Review Blog

WILSON review and interview by Gerald Wright

Posted by Gerald Wright on March 24, 2017 at 8:35 AM

Directed by: Craig Johnson

Running time: 1 hour 34 minutes

Release date: March 24, 2017

Genre: Comedy, Drama, and Adaptation

Distributor: Fox Searchlight Pictures

MPAA Rating: R

From the humorous graphic novel, with the same title by author and screenplay writer Daniel Clowes, comes a story of a mid-live coming-of-age tale.  The focus is on the protagonist Wilson (Woody Harrelson), an over-opinionated middle-age man on a quest to find human connection by way of badgering those he comes in contact with in one-sided conversations punctuating his own lofty discussions with a brutally honest, self-negating sense of humor.

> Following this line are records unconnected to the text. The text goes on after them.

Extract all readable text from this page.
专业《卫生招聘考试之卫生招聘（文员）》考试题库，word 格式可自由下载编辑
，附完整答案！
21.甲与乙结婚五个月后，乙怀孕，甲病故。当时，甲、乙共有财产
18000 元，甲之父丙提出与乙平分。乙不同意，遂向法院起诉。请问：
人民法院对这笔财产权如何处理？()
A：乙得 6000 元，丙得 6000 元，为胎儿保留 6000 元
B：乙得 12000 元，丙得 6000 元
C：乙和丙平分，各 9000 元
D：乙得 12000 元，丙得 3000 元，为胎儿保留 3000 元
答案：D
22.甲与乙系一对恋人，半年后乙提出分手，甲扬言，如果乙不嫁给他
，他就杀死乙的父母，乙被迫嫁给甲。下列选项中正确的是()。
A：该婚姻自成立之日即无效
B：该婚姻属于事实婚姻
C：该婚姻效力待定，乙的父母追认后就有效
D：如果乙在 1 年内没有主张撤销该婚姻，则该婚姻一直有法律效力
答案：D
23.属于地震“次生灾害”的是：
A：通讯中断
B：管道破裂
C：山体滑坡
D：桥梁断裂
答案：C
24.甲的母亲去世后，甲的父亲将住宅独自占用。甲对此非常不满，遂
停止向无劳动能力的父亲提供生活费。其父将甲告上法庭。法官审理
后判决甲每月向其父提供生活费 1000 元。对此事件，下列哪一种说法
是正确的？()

The film depicts Wilson as an irrevocable loner who sets out to find and reunite himself with his ex-wife Pippi (Laura Dern).  The chemistry of these two actors (Harrelson and Dern) ignite on screen as they set out to rekindle their long-dead relationship with their teenage daughter Claire (Isabella Amara), born after the marraige ended and given up for adoption.  It is a satirical adventure that engages many people, as they overcome the opstacles preventing them to reunite with their biological, now wealthy, teenage offspring daughter.  

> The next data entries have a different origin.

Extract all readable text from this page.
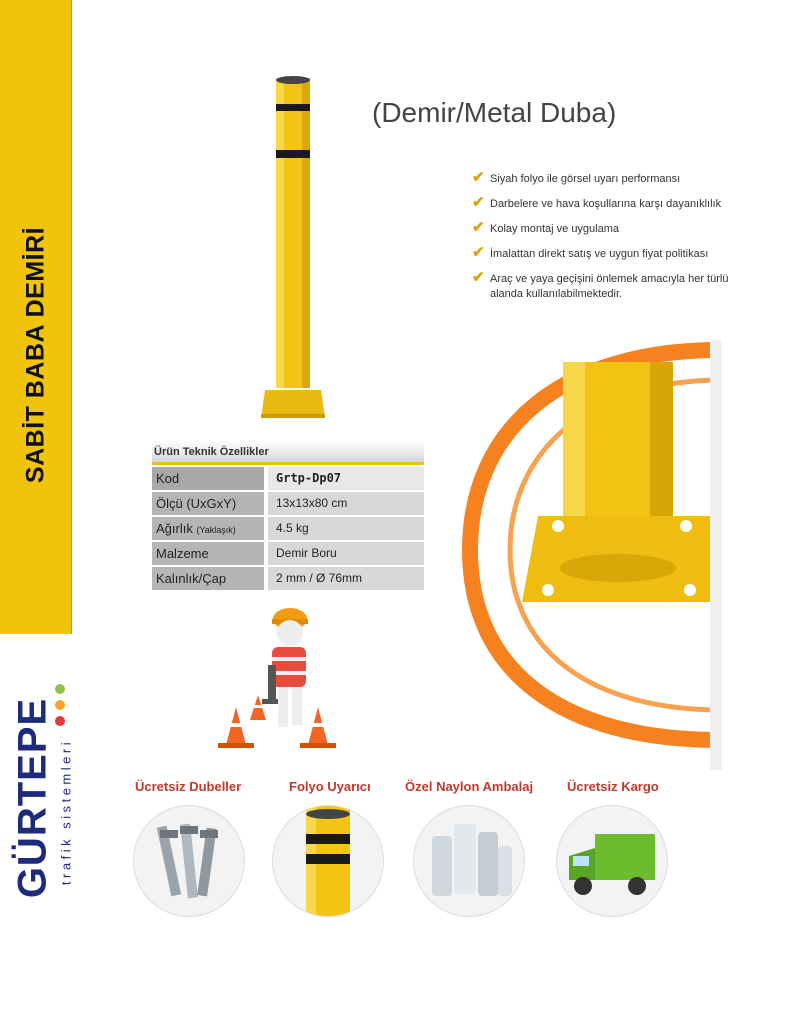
SABİT BABA DEMİRİ
GÜRTEPE trafik sistemleri
(Demir/Metal Duba)
✔ Siyah folyo ile görsel uyarı performansı
✔ Darbelere ve hava koşullarına karşı dayanıklılık
✔ Kolay montaj ve uygulama
✔ İmalattan direkt satış ve uygun fiyat politikası
✔ Araç ve yaya geçişini önlemek amacıyla her türlü alanda kullanılabilmektedir.
Ürün Teknik Özellikler
Kod	Grtp-Dp07
Ölçü (UxGxY)	13x13x80 cm
Ağırlık (Yaklaşık)	4.5 kg
Malzeme	Demir Boru
Kalınlık/Çap	2 mm / Ø 76mm
Ücretsiz Dubeller	Folyo Uyarıcı	Özel Naylon Ambalaj	Ücretsiz Kargo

In an odd series of vignettes, Wilson's outrageous and twisted life encounters those who attempt to engage him.  One such person is a lovely open-minded compassionate woman named Shelly (Judy Greer), whose life is a 'ying' to Wilson's 'yang'.  As Pippi is Wilson's early love interest bonded by their relentless search for their daughter, Shelly is the person that secures his life in the latter part of the film.  Meanwhile, Claire goes through a teenage and adolescent stage coming-of-age scenario.  These sequences bring her to bare a child, and putting Wilson and Pippi in a grandparent situation.

The light-hearted dramedy plots are consistently and deliberately designed to amuse and provoke laughter (with one-liners, jokes, absurdity, etc.) by exaggerating the situations, the language, action, relationships, and characters.  Yet, the serious plot-driven dramatic presentation portrays realistic settings, life situations, and delivers intense character development and interactions brought on by superb performances by a multi-talented cast.

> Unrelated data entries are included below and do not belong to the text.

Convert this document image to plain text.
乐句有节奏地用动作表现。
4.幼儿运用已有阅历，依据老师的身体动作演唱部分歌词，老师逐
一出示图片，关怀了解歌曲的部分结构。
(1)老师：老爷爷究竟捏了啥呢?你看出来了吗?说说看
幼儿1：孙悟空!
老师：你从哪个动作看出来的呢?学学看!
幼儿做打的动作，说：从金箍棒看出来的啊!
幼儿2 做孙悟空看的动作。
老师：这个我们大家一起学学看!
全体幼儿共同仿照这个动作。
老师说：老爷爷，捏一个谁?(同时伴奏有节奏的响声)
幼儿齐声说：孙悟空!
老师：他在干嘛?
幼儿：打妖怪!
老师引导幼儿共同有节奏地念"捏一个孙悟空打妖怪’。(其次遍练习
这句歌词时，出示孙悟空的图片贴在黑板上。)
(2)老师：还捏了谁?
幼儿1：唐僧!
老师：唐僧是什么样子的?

In a lively and informative interview with the cast many questions was answered concerning the production.  Woody Harrelson and Laura Dern both mentioned and agreed, "The more Wilson's (in the world), the better because of his outburst of his truth."  Woody Harrelson added information concerning the hoarded set design of Wilson's apartment by stating, "I collect things in my Los Angeles place and it was easy for me to adapt. However, the drama in this film, is the struggle with him bringing situations of humor and comedy to his life. My character Wilson is unfiltered and it allowed me improvise, because you can catch something actually real."  I asked Laura Dern if she added more personal characteristics to her Pippi character in order to make it as animated and complicated than the script and novel called for?  She replied to me, "I collect parts of my personality.  I have fire and excitement from working with Woody.  I wanted to give the character a voice in her life."  Director Craig Johnson and screenplay/novelist Daniel Clowes explained about the transformation of adapting these literary characters to film.  Filmmaker Craig Johnson commented, "I had read the novel and I could see the movie from the Wilson character......and working with Woody, I could see he had the person down."  Daniel Clowes added; "It was 80 pages of strips, and I also had many different pages.  I sat down and organized it by writing a script, and then gave it to Craig.  And yes, Laura Dern created most of the Pippi character."  Judy Greer as Shelly and Isabella Amara as Claire contributed comments.  Judy Greer mentioned, "Craig's style is calm for the 30 day shoot and he set the tone.  I don't read a lot of graphic novels, but Woody and Craig offered me the script and I felt good about the role after my audition."  Isabella contributed a statement by saying, "The set was harmoneous and fun.  We were allowed to create with the script.  The movie touched on very controversial issues relevant to today."

Wilson is an intricate movie filled with sarcasm and dark humor.  It is a fun ride in "Wilson's World".